John Estem has stolen $10,000 from Martin Luther King Jr.
It is 1964, and Estem has been hired by a Southern Christian Leadership Conference executive named Aaron Gant to audit the organization’s books. The reactionary establishment wants to hang tax-evasion charges on King. Now Estem has uncovered an odd contribution and decided to pocket the money: “I took it because I could, and no one would ever suspect I was capable of it.” An invisible man among high-powered personalities like Andrew Young, Ralph Abernathy and Gant, Estem wanted to impress Candice, a lounge singer in a dive called “Count’s.” Candy is also Count’s girl. With money, Estem bought stylish clothes and a late-model Cadillac. A bundle of contrasts, Estem is arrogant and superior but self-conscious because of a leg brace; he's lonely for a woman’s companionship but resentful because he feels patronized; and he's self-pitying and weak-willed but also intelligent and manipulative. And naive. The FBI monitors the SCLC closely, and Strobe and Mathis, agents working to fulfill Hoover’s ambition of uncovering Communist influence in the group, catch Estem and extort him into spying. As with novels incorporating historical figures, readers might stumble over the contrast between public persona and fictional presentation.
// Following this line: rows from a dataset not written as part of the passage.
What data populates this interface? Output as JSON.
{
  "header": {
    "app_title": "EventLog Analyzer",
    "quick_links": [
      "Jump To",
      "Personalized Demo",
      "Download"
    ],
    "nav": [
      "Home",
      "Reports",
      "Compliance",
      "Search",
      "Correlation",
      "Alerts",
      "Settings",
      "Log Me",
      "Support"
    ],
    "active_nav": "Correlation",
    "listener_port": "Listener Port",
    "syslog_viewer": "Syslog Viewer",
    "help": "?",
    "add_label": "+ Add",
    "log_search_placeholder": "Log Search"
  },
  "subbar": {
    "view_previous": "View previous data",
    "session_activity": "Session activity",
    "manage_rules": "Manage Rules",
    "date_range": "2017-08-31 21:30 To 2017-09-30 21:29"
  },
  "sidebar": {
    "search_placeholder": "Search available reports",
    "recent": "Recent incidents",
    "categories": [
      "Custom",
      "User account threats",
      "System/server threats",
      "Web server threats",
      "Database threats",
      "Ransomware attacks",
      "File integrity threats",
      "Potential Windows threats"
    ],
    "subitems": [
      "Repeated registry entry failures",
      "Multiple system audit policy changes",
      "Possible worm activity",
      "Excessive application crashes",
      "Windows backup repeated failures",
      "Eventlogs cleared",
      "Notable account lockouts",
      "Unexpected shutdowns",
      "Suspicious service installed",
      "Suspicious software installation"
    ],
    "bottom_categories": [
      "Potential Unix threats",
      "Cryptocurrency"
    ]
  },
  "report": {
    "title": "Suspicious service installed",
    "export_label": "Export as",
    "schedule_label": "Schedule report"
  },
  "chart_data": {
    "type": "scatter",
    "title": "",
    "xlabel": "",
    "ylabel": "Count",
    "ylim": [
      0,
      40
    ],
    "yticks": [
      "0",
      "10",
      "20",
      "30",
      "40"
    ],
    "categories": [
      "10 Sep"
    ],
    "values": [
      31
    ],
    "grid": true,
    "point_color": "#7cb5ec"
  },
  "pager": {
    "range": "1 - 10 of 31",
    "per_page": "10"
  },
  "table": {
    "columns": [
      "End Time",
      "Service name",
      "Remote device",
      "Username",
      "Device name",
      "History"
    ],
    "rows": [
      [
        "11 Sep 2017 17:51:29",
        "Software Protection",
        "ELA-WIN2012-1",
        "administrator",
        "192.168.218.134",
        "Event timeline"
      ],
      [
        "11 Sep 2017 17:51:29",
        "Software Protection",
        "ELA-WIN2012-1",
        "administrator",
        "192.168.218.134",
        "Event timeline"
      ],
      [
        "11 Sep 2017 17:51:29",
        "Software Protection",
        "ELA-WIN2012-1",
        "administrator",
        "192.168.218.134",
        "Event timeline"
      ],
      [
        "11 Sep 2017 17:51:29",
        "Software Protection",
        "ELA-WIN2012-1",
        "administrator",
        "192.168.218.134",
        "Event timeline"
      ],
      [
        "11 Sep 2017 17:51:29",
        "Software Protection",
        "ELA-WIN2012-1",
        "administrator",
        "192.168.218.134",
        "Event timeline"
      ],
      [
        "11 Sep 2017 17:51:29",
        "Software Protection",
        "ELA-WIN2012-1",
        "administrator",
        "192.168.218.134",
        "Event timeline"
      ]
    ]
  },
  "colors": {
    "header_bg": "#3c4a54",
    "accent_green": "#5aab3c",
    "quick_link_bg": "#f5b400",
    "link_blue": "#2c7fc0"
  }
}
King’s humanity is amplified by imagined conversations with Estem wherein King admits his sexual appetites, but King is also beautifully drawn as a questioning, vulnerable, lonely man consumed with his cause. Plot-reliant rather than literary, the narrative gains urgency through use of a present-tense, first-person point of view. The dark conclusion descends into powerful moral ambivalence about love, loyalty and family.
Harrison’s debut novel contemplates a nightmare inside a dream.